Let $G$ be a finite group with identity $1$. If $S$ be an inverse closed generated subset of $G$, then $S$ is called a Cayley subset of $G$.The Cayley graph $\Gamma=\operatorname{Cay}(G, S)$ is a simple undirected connected graph whose vertex set $V\Gamma=G$ and edge set $E\Gamma=\left\{\{g, h\} \mid g^{-1} h \in S \right\}$. It is well known $\Gamma$ is a vertex transitive graph.

A bipartite graph is defined as a graph whose vertices can be divided into two disjoint sets such that every edge connects a vertex from one set to a vertex in the other set. Equivalently, a graph $ G = (V, E)$ is bipartite if and only if it does not contain any odd-length cycles.

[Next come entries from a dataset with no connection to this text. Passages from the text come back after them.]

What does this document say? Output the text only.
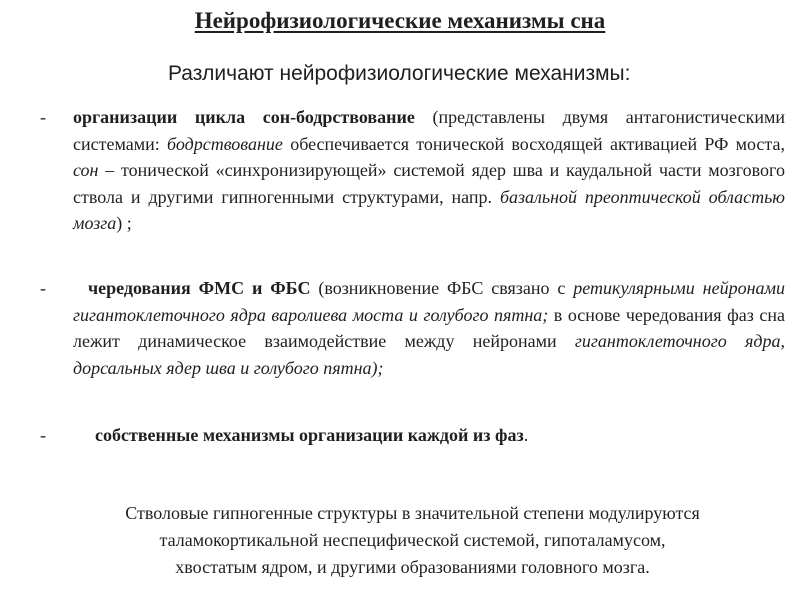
Нейрофизиологические механизмы сна
Различают нейрофизиологические механизмы:
- организации цикла сон-бодрствование (представлены двумя антагонистическими системами: бодрствование обеспечивается тонической восходящей активацией РФ моста, сон – тонической «синхронизирующей» системой ядер шва и каудальной части мозгового ствола и другими гипногенными структурами, напр. базальной преоптической областью мозга) ;
-	чередования ФМС и ФБС (возникновение ФБС связано с ретикулярными нейронами гигантоклеточного ядра варолиева моста и голубого пятна; в основе чередования фаз сна лежит динамическое взаимодействие между нейронами гигантоклеточного ядра, дорсальных ядер шва и голубого пятна);
-	собственные механизмы организации каждой из фаз.
Стволовые гипногенные структуры в значительной степени модулируются
таламокортикальной неспецифической системой, гипоталамусом,
хвостатым ядром, и другими образованиями головного мозга.
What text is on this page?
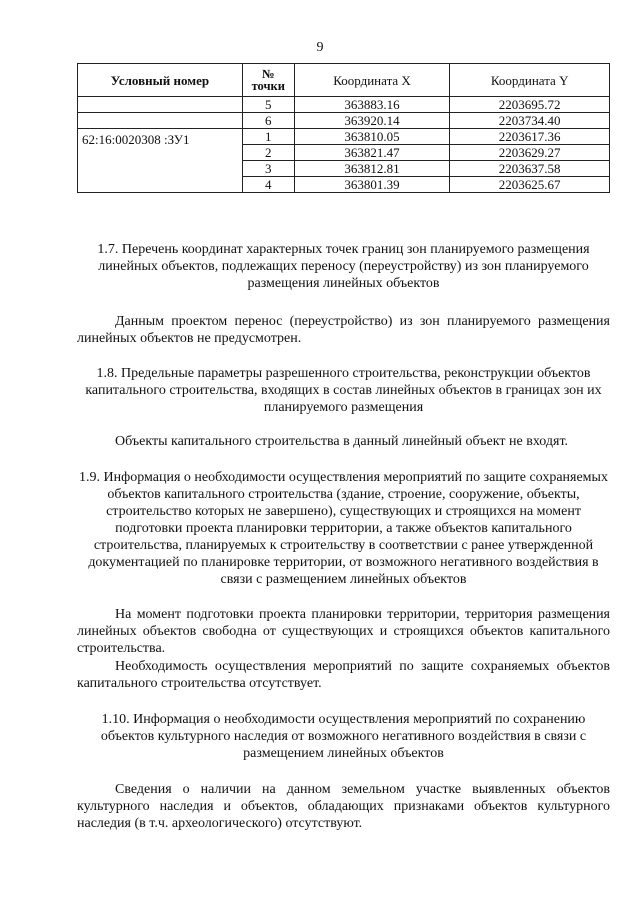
9
Условный номер	№ точки	Координата X	Координата Y
	5	363883.16	2203695.72
	6	363920.14	2203734.40
62:16:0020308 :ЗУ1	1	363810.05	2203617.36
	2	363821.47	2203629.27
	3	363812.81	2203637.58
	4	363801.39	2203625.67
1.7. Перечень координат характерных точек границ зон планируемого размещения линейных объектов, подлежащих переносу (переустройству) из зон планируемого размещения линейных объектов
Данным проектом перенос (переустройство) из зон планируемого размещения линейных объектов не предусмотрен.
1.8. Предельные параметры разрешенного строительства, реконструкции объектов капитального строительства, входящих в состав линейных объектов в границах зон их планируемого размещения
Объекты капитального строительства в данный линейный объект не входят.
1.9. Информация о необходимости осуществления мероприятий по защите сохраняемых объектов капитального строительства (здание, строение, сооружение, объекты, строительство которых не завершено), существующих и строящихся на момент подготовки проекта планировки территории, а также объектов капитального строительства, планируемых к строительству в соответствии с ранее утвержденной документацией по планировке территории, от возможного негативного воздействия в связи с размещением линейных объектов
На момент подготовки проекта планировки территории, территория размещения линейных объектов свободна от существующих и строящихся объектов капитального строительства.
Необходимость осуществления мероприятий по защите сохраняемых объектов капитального строительства отсутствует.
1.10. Информация о необходимости осуществления мероприятий по сохранению объектов культурного наследия от возможного негативного воздействия в связи с размещением линейных объектов
Сведения о наличии на данном земельном участке выявленных объектов культурного наследия и объектов, обладающих признаками объектов культурного наследия (в т.ч. археологического) отсутствуют.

I want to know under what conditions the Cayley graph is bipartite. Of course, the conclusion is simple when $G$ is a cyclic group, but what about when $G$ is an abelian group, or even a non-abelian one? Are there any conclusions?

Answer 1

The Cayley graph is bipartite if and only if there exists a homomorphism $\pi\colon G\to\mathbb Z/2\mathbb Z=\{0,1\}$ such that $\pi(S) \subseteq \{1\}$.

If such a map exists, then the sets $\pi^{-1}(0)$ and $\pi^{-1}(1)$ give a legal coloring. Conversely, if $\operatorname{Cay}(G,S)$ is bipartite, then $$\pi(g)=d_S(g,e_G)\pmod 2$$ is such a map.

Moreover, this condition can easily be checked from a presentation: is every relation of even length?